Identifying Multiple Personalities in Large Language Models with External Evaluation

As Large Language Models (LLMs) are integrated with human daily applications rapidly, many societal and ethical concerns are raised regarding the behavior of LLMs. One of the ways to comprehend LLMs' behavior is to analyze their personalities. Many recent studies quantify LLMs' personalities using self-assessment tests that are created for humans. Yet many critiques question the applicability and reliability of these self-assessment tests when applied to LLMs. In this paper, we investigate LLM personalities using an alternate personality measurement method, which we refer to as the external evaluation method, where instead of prompting LLMs with multiple-choice questions in the Likert scale, we evaluate LLMs' personalities by analyzing their responses toward open-ended situational questions using an external machine learning model. We first fine-tuned a Llama2-7B model as the MBTI personality predictor that outperforms the state-of-the-art models as the tool to analyze LLMs' responses. Then, we prompt the LLMs with situational questions and ask them to generate Twitter posts and comments, respectively, in order to assess their personalities when playing two different roles. Using the external personality evaluation method, we identify that the obtained personality types for LLMs are significantly different when generating posts versus comments, whereas humans show a consistent personality profile in these two different situations. This shows that LLMs can exhibit different personalities based on different scenarios, thus highlighting a fundamental difference between personality in LLMs and humans. With our work, we call for a re-evaluation of personality definition and measurement in LLMs.
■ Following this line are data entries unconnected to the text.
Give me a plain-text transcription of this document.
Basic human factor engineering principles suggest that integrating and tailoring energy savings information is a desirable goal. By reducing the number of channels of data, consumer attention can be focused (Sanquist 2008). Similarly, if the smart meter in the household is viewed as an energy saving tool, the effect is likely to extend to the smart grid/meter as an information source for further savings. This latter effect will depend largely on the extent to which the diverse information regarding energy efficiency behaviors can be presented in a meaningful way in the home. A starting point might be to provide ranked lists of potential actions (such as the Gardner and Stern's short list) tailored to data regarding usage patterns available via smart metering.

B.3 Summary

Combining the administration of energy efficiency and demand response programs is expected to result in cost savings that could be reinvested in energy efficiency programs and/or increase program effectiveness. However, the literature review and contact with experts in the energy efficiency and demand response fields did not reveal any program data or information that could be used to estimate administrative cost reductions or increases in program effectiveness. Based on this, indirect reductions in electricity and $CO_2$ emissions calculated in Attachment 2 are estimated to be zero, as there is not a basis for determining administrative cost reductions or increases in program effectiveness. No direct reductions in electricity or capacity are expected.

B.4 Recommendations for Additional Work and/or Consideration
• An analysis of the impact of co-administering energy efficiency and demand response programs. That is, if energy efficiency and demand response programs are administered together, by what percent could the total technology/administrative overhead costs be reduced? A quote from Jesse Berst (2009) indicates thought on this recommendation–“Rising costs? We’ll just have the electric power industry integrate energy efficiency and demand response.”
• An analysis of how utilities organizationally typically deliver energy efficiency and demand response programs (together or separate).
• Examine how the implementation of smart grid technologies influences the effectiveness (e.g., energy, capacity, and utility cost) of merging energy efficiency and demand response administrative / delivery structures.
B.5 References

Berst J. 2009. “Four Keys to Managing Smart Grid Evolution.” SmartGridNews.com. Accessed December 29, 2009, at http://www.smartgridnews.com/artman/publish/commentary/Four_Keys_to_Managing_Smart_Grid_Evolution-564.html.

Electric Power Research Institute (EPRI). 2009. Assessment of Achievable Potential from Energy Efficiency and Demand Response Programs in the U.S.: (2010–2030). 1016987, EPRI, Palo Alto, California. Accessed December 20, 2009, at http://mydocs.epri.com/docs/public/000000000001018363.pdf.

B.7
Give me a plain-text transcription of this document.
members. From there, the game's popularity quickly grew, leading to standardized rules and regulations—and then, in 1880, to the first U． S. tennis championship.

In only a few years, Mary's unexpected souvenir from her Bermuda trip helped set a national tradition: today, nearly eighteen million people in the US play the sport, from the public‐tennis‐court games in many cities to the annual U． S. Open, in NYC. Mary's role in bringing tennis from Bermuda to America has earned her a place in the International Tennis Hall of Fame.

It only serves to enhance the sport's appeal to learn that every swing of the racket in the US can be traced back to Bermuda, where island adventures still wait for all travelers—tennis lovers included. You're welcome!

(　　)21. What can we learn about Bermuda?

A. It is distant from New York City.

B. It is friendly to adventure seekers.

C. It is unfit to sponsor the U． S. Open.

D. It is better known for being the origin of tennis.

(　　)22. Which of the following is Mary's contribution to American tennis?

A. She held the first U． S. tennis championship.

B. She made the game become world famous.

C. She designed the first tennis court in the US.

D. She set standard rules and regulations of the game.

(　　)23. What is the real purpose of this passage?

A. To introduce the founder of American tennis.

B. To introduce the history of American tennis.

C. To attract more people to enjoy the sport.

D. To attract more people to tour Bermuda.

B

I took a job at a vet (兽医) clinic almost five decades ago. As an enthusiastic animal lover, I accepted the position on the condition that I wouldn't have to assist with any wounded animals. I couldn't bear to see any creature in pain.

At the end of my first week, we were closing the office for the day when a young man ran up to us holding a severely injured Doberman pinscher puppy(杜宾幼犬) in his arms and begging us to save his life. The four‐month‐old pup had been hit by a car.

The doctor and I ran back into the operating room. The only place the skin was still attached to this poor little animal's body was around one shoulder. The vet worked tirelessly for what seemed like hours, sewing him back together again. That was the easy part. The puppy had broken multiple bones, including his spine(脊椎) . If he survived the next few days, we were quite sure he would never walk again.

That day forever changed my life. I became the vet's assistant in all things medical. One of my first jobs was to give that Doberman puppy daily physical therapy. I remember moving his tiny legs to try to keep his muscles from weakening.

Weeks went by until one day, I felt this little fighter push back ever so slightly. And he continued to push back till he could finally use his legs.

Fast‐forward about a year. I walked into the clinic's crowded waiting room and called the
翻译：随着大语言模型迅速融入人类日常应用，其行为引发了诸多社会与伦理层面的关注。理解大语言模型行为的一种途径是分析其人格特质。近期众多研究采用面向人类设计的自评量表来量化大语言模型的人格特征，然而诸多批评质疑这些自评量表应用于大语言模型时的适用性与可靠性。本文采用一种替代性人格测量方法——外部评估法，即不再以李克特量表形式向大语言模型呈现多项选择题，而是通过分析其对开放式情境问题的回应，并借助外部机器学习模型进行评估。我们首先微调了Llama2-7B模型作为MBTI人格预测器，该工具在分析大语言模型回应方面超越现有最优模型。随后通过向大语言模型提供情境问题，分别要求其生成推文与评论，以评估其在扮演两种角色时的人格特征。利用外部人格评估方法，我们发现大语言模型在生成推文与评论时呈现出显著不同的人格类型，而人类在这两种情境下则展现出一致的人格轮廓。这表明大语言模型会根据不同场景表现出迥异的人格特质，从而凸显了其与人类在人格本质上的根本差异。本研究呼吁学界重新审视大语言模型中人格的定义与测量方式。